Hacia el final de la guerra civil
Las esperanzas de que la capital catalana se convirtiera en un segundo Madrid ya no tenía sentido en 1939, ni por el estado del ejército ni por la situación de la retaguardia. Ya en febrero, caerían Gerona y Figueras, y para el día 10 se habían cerrado los pasos hacia Francia de Port Bou y La Junquera. Cerca de 230.000 combatientes y 45.000 civiles cruzaron los Pirineos hostigados por la aviación. También había abandonado el país el Gobierno republicano. Rojo no era partidario de prolongar la guerra, pero Negrín regresó al territorio leal para sostener la resistencia a ultranza, respaldado por los sectores afines al Partido Comunista. La conocida reunión del aeródromo de Los Llanos el 16 de febrero confirmó, sin embargo, el nulo apoyo que recibiría de la cúpula militar, como demostraría pocas semanas después. Negrín estaba dispuesto a renovar la cúpula militar con hombres afines; en gran medida, los mandos milicianos del Ejército del Ebro: Líster, Modesto, Tagüeña…
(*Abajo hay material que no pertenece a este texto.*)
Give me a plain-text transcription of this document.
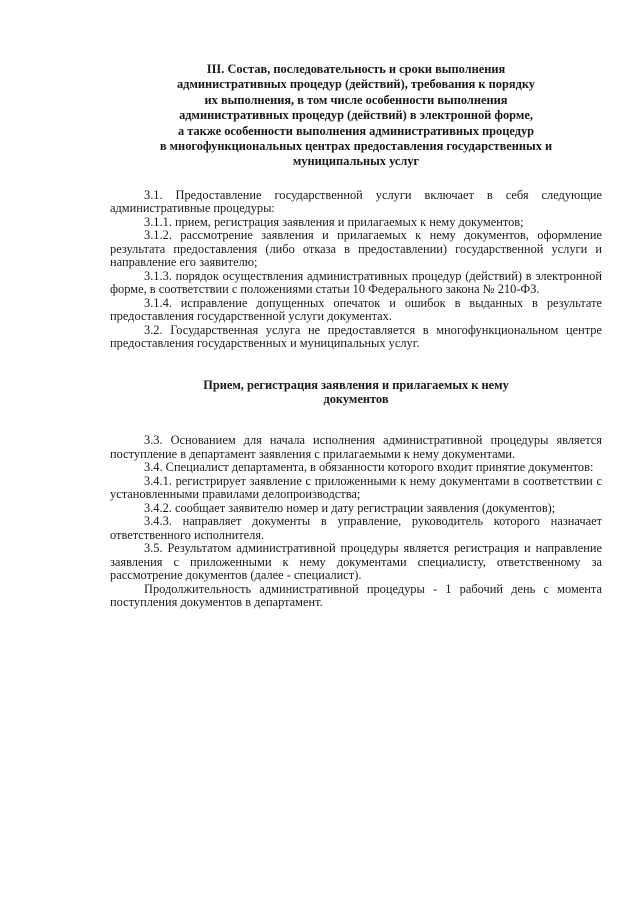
III. Состав, последовательность и сроки выполнения
административных процедур (действий), требования к порядку
их выполнения, в том числе особенности выполнения
административных процедур (действий) в электронной форме,
а также особенности выполнения административных процедур
в многофункциональных центрах предоставления государственных и
муниципальных услуг

3.1. Предоставление государственной услуги включает в себя следующие административные процедуры:

3.1.1. прием, регистрация заявления и прилагаемых к нему документов;

3.1.2. рассмотрение заявления и прилагаемых к нему документов, оформление результата предоставления (либо отказа в предоставлении) государственной услуги и направление его заявителю;

3.1.3. порядок осуществления административных процедур (действий) в электронной форме, в соответствии с положениями статьи 10 Федерального закона № 210-ФЗ.

3.1.4. исправление допущенных опечаток и ошибок в выданных в результате предоставления государственной услуги документах.

3.2. Государственная услуга не предоставляется в многофункциональном центре предоставления государственных и муниципальных услуг.

Прием, регистрация заявления и прилагаемых к нему
документов

3.3. Основанием для начала исполнения административной процедуры является поступление в департамент заявления с прилагаемыми к нему документами.

3.4. Специалист департамента, в обязанности которого входит принятие документов:

3.4.1. регистрирует заявление с приложенными к нему документами в соответствии с установленными правилами делопроизводства;

3.4.2. сообщает заявителю номер и дату регистрации заявления (документов);

3.4.3. направляет документы в управление, руководитель которого назначает ответственного исполнителя.

3.5. Результатом административной процедуры является регистрация и направление заявления с приложенными к нему документами специалисту, ответственному за рассмотрение документов (далее - специалист).

Продолжительность административной процедуры - 1 рабочий день с момента поступления документов в департамент.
El primer síntoma de oposición a estas medidas fue la sublevación de la base naval de Cartagena el 4 de marzo que, aunque finalmente fue sofocada, a punto estuvo de provocar un desembarco en su apoyo de tropas franquistas en el corazón del territorio gubernamental. Mientras, se puso en marcha el golpe que provocó la conocida situación de guerra civil dentro de la propia República. El 5 de marzo por la noche, Julián Besteiro proclamó desde Madrid la creación de un Consejo Nacional de Defensa y Casado se afanó en iniciar conversaciones para alcanzar una paz honrosa “entre militares”. Para oponerse a las unidades del Ejército del Centro afines a los comunistas, el nuevo consejo se apoyó en el cuerpo de ejército del miliciano anarquista Cipriano Mera, dando lugar a sangrientos días en la capital mientras la República terminaba de descomponerse. La “resistencia a ultranza” de Negrín había sido una ilusión, pero no lo fue menos el intento de paz negociada. Las conocidas como conversaciones de Gamonal del mes de marzo confirmaron que Franco solo admitiría una rendición incondicional. El día 25 dio por rotas las negociaciones y ordenó avanzar en todos los frentes sin que hubiera por parte de las tropas republicana voluntad de oponerse. El acto de rendición de la capital se escenificó el día 28 entre las ruinas del Hospital Clínico de la Ciudad Universitaria que se habían hecho mundialmente famosas en los primeros compases de la contienda. Tres días después, el 1 de abril, se firmaba en Burgos el último parte de guerra de la contienda, atestiguando el final de la guerra civil española.